This and That by Dennis Wade

In coverage litigation, policyholder attorneys cite cases that reside in every jurisdiction for the proposition that policy language susceptible to more than one reasonable interpretation creates an ambiguity which must be construed in the insured’s favor.  Often, it is an easy argument to make because the general coverage grant in most CGL policies is broadly worded.  But that wide wording is subject to policy exclusions which take away coverage from the general coverage grant for specifically delineated circumstances.

In some cases, policyholder attorneys argue that the limitation contained in the exclusion, when compared to the broad coverage grant, creates “illusory coverage” because it undermines what the insured sees as a broad coverage grant.

Facing these arguments daily, I was struck by an eminently sensible ruling from the 11th Circuit in which the Circuit upheld a win by Travelers in a coverage contest in the District Court for the Southern District of Florida.

Travelers v Salt ‘N Blue, LLC, et al., involved a tragic mishap in which a recreational diver became ensnared in net and drowned for want of air in his tank (before the divemaster could return to assist the diver).

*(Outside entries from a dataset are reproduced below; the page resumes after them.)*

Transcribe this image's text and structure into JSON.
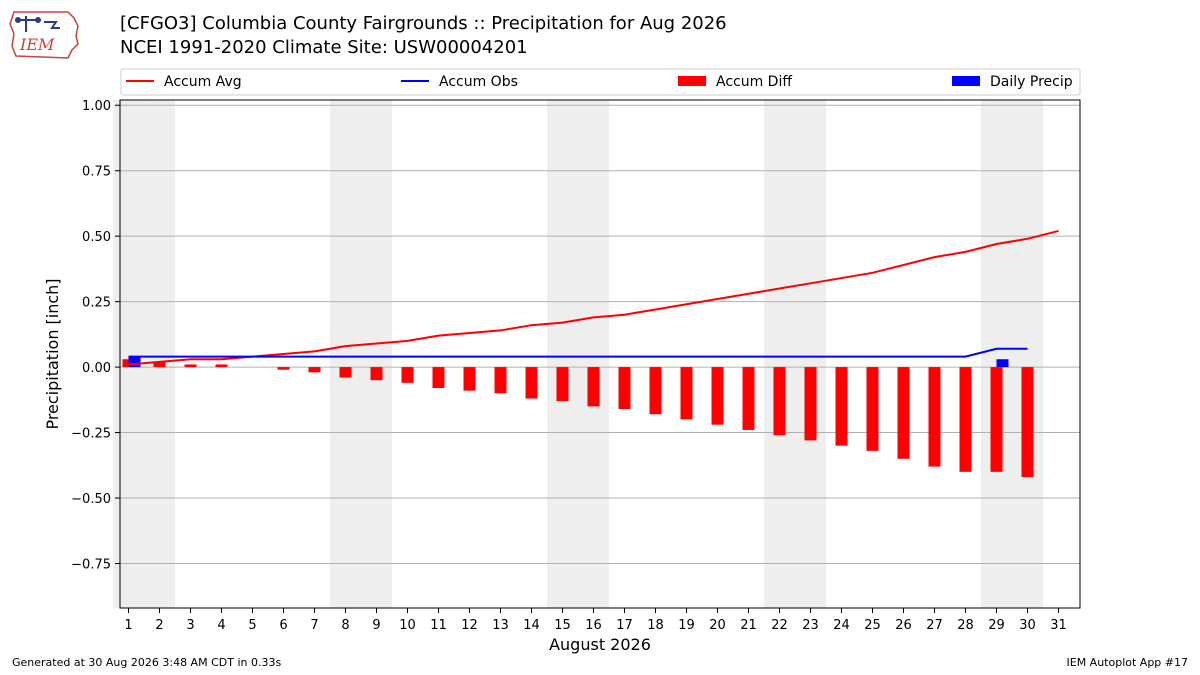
{
  "header": {
    "title_line1": "[CFGO3] Columbia County Fairgrounds :: Precipitation for Aug 2026",
    "title_line2": "NCEI 1991-2020 Climate Site: USW00004201",
    "logo_text": "IEM"
  },
  "footer": {
    "generated": "Generated at 30 Aug 2026 3:48 AM CDT in 0.33s",
    "app": "IEM Autoplot App #17"
  },
  "colors": {
    "avg": "#ff0000",
    "obs": "#0000ff",
    "diff": "#ff0000",
    "daily": "#0000ff",
    "weekend": "#eeeeee",
    "grid": "#b0b0b0"
  },
  "chart_data": {
    "type": "bar",
    "xlabel": "August 2026",
    "ylabel": "Precipitation [inch]",
    "ylim": [
      -0.92,
      1.02
    ],
    "yticks": [
      1.0,
      0.75,
      0.5,
      0.25,
      0.0,
      -0.25,
      -0.5,
      -0.75
    ],
    "ytick_labels": [
      "1.00",
      "0.75",
      "0.50",
      "0.25",
      "0.00",
      "−0.25",
      "−0.50",
      "−0.75"
    ],
    "days": [
      1,
      2,
      3,
      4,
      5,
      6,
      7,
      8,
      9,
      10,
      11,
      12,
      13,
      14,
      15,
      16,
      17,
      18,
      19,
      20,
      21,
      22,
      23,
      24,
      25,
      26,
      27,
      28,
      29,
      30,
      31
    ],
    "weekend_days": [
      1,
      2,
      8,
      9,
      15,
      16,
      22,
      23,
      29,
      30
    ],
    "grid": "horizontal",
    "legend_position": "top",
    "legend": [
      "Accum Avg",
      "Accum Obs",
      "Accum Diff",
      "Daily Precip"
    ],
    "series": [
      {
        "name": "Accum Avg",
        "kind": "line",
        "color": "#ff0000",
        "values": [
          0.01,
          0.02,
          0.03,
          0.03,
          0.04,
          0.05,
          0.06,
          0.08,
          0.09,
          0.1,
          0.12,
          0.13,
          0.14,
          0.16,
          0.17,
          0.19,
          0.2,
          0.22,
          0.24,
          0.26,
          0.28,
          0.3,
          0.32,
          0.34,
          0.36,
          0.39,
          0.42,
          0.44,
          0.47,
          0.49,
          0.52
        ]
      },
      {
        "name": "Accum Obs",
        "kind": "line",
        "color": "#0000ff",
        "values": [
          0.04,
          0.04,
          0.04,
          0.04,
          0.04,
          0.04,
          0.04,
          0.04,
          0.04,
          0.04,
          0.04,
          0.04,
          0.04,
          0.04,
          0.04,
          0.04,
          0.04,
          0.04,
          0.04,
          0.04,
          0.04,
          0.04,
          0.04,
          0.04,
          0.04,
          0.04,
          0.04,
          0.04,
          0.07,
          0.07
        ]
      },
      {
        "name": "Accum Diff",
        "kind": "bar",
        "color": "#ff0000",
        "values": [
          0.03,
          0.02,
          0.01,
          0.01,
          0.0,
          -0.01,
          -0.02,
          -0.04,
          -0.05,
          -0.06,
          -0.08,
          -0.09,
          -0.1,
          -0.12,
          -0.13,
          -0.15,
          -0.16,
          -0.18,
          -0.2,
          -0.22,
          -0.24,
          -0.26,
          -0.28,
          -0.3,
          -0.32,
          -0.35,
          -0.38,
          -0.4,
          -0.4,
          -0.42
        ]
      },
      {
        "name": "Daily Precip",
        "kind": "bar",
        "color": "#0000ff",
        "values": [
          0.04,
          0,
          0,
          0,
          0,
          0,
          0,
          0,
          0,
          0,
          0,
          0,
          0,
          0,
          0,
          0,
          0,
          0,
          0,
          0,
          0,
          0,
          0,
          0,
          0,
          0,
          0,
          0,
          0.03,
          0
        ]
      }
    ]
  }
}
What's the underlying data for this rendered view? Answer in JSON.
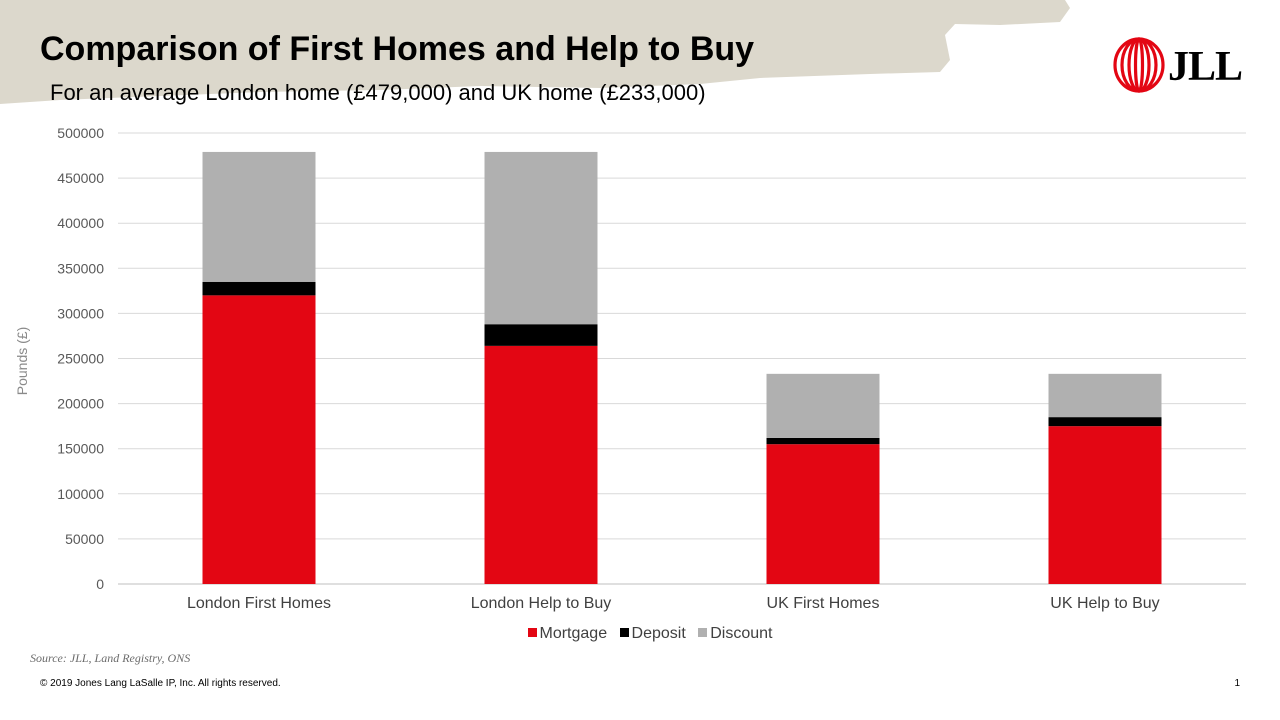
{
  "slide": {
    "title": "Comparison of First Homes and Help to Buy",
    "subtitle": "For an average London home (£479,000) and UK home (£233,000)",
    "logo_text": "JLL",
    "source": "Source: JLL, Land Registry, ONS",
    "copyright": "© 2019 Jones Lang LaSalle IP, Inc. All rights reserved.",
    "page_number": "1"
  },
  "colors": {
    "mortgage": "#e30613",
    "deposit": "#000000",
    "discount": "#b0b0b0",
    "brand_red": "#e30613",
    "brush": "#dcd8cc"
  },
  "chart_data": {
    "type": "bar",
    "stacked": true,
    "categories": [
      "London First Homes",
      "London Help to Buy",
      "UK First Homes",
      "UK Help to Buy"
    ],
    "series": [
      {
        "name": "Mortgage",
        "values": [
          320000,
          264000,
          155000,
          175000
        ]
      },
      {
        "name": "Deposit",
        "values": [
          15000,
          24000,
          7000,
          10000
        ]
      },
      {
        "name": "Discount",
        "values": [
          144000,
          191000,
          71000,
          48000
        ]
      }
    ],
    "ylabel": "Pounds (£)",
    "ylim": [
      0,
      500000
    ],
    "yticks": [
      0,
      50000,
      100000,
      150000,
      200000,
      250000,
      300000,
      350000,
      400000,
      450000,
      500000
    ],
    "grid": true,
    "legend_position": "bottom"
  }
}
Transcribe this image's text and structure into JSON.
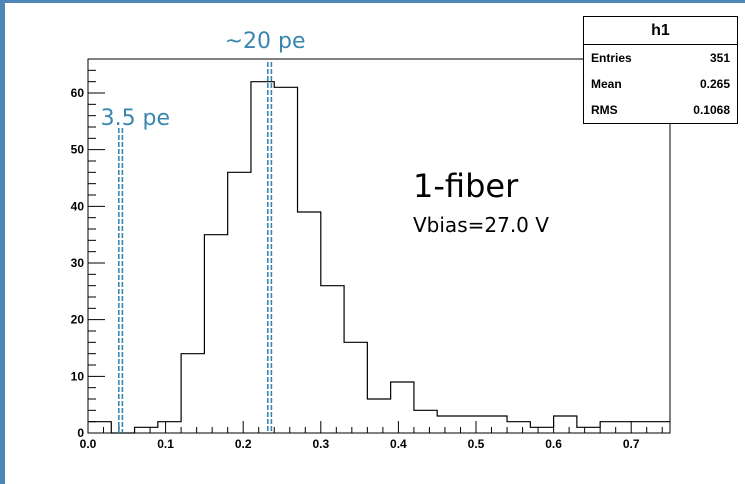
{
  "chart_data": {
    "type": "histogram",
    "title": "",
    "xlabel": "",
    "ylabel": "",
    "xlim": [
      0.0,
      0.75
    ],
    "ylim": [
      0,
      66
    ],
    "bin_edges": [
      0.0,
      0.03,
      0.06,
      0.09,
      0.12,
      0.15,
      0.18,
      0.21,
      0.24,
      0.27,
      0.3,
      0.33,
      0.36,
      0.39,
      0.42,
      0.45,
      0.48,
      0.51,
      0.54,
      0.57,
      0.6,
      0.63,
      0.66,
      0.69,
      0.72,
      0.75
    ],
    "counts": [
      2,
      0,
      1,
      2,
      14,
      35,
      46,
      62,
      61,
      39,
      26,
      16,
      6,
      9,
      4,
      3,
      3,
      3,
      2,
      1,
      3,
      1,
      2,
      2,
      2
    ],
    "x_ticks": [
      "0.0",
      "0.1",
      "0.2",
      "0.3",
      "0.4",
      "0.5",
      "0.6",
      "0.7"
    ],
    "x_tick_values": [
      0.0,
      0.1,
      0.2,
      0.3,
      0.4,
      0.5,
      0.6,
      0.7
    ],
    "y_ticks": [
      "0",
      "10",
      "20",
      "30",
      "40",
      "50",
      "60"
    ],
    "y_tick_values": [
      0,
      10,
      20,
      30,
      40,
      50,
      60
    ],
    "vlines": [
      {
        "x": 0.042,
        "label": "3.5 pe",
        "color": "#3a86b0"
      },
      {
        "x": 0.234,
        "label": "~20 pe",
        "color": "#3a86b0"
      }
    ],
    "annotations": [
      "1-fiber",
      "Vbias=27.0 V"
    ],
    "stats": {
      "title": "h1",
      "rows": [
        {
          "label": "Entries",
          "value": "351"
        },
        {
          "label": "Mean",
          "value": "0.265"
        },
        {
          "label": "RMS",
          "value": "0.1068"
        }
      ]
    },
    "line_color": "#000000",
    "frame_color": "#4f86b8"
  }
}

The diver’s estate sued the vessel owner (Salt ‘N Blue), the Captain (Wranovics) and the divemaster (Barkley).  Having gone through classes in and out of the water to get my own diving certification, I have little doubt that divemaster Barkley was negligent because he allowed the ill-fated diver to go back down–without a “buddy”–to retrieve a tagged lobster trap.  The mantra of all diving schools is simple: Never, never, dive without a buddy.  But the obvious negligence of the divemaster did not drive the coverage contest.

Barkley was a named insured under the policy Travelers issued to Salt ‘N Blue and he demanded to be defended and indemnified under that policy.  Travelers agreed to defend Barkley under a Reservation of Rights.  But while the underlying litigation was pending, Travelers brought an action seeking a declaration that it was neither obligated to defend nor indemnify Barkley because of a Diveboat Limitation Endorsement in the Travelers’ policy, which excluded from coverage. “[B]odily injury, loss of life, an illness of any person while in the water or arising as a consequence of being in the water.”

The general coverage grant obligated Travelers to “pay sums [when]…a covered person under this policy become[s] legally obligated to pay as a result of the ownership, operation maintenance of the insured’s vessel because of bodily injury or loss of life.”

To be sure, on its face, the diver’s death, in a general sense, arose from the “operation of the vessel” but the District Court (and later the 11th Circuit) ruled that the Diveboat Exclusion was unambiguous and limited the general coverage grant in Travelers policy, ruling “[s]imply because one provision gives a general grant of coverage and another provision limits coverage does not mean there is an ambiguity.”  The court went on to explain it is the very nature of insurance coverage exclusions to limit and modify the general coverage grant.

Beyond that, the Circuit found that limiting coverage for a subset of claims that would ordinarily fall within the general coverage grant, standing alone, did not create “illusory coverage,” pointing out that Travelers coverage extended to claims arising from negligence in the vessel’s operation.

The take away from this well-reasoned decision is never fall into the lobster trap (ouch!) of false comparisons between the general coverage grant and specific policy exclusions,.  And, of course, never dive without a buddy.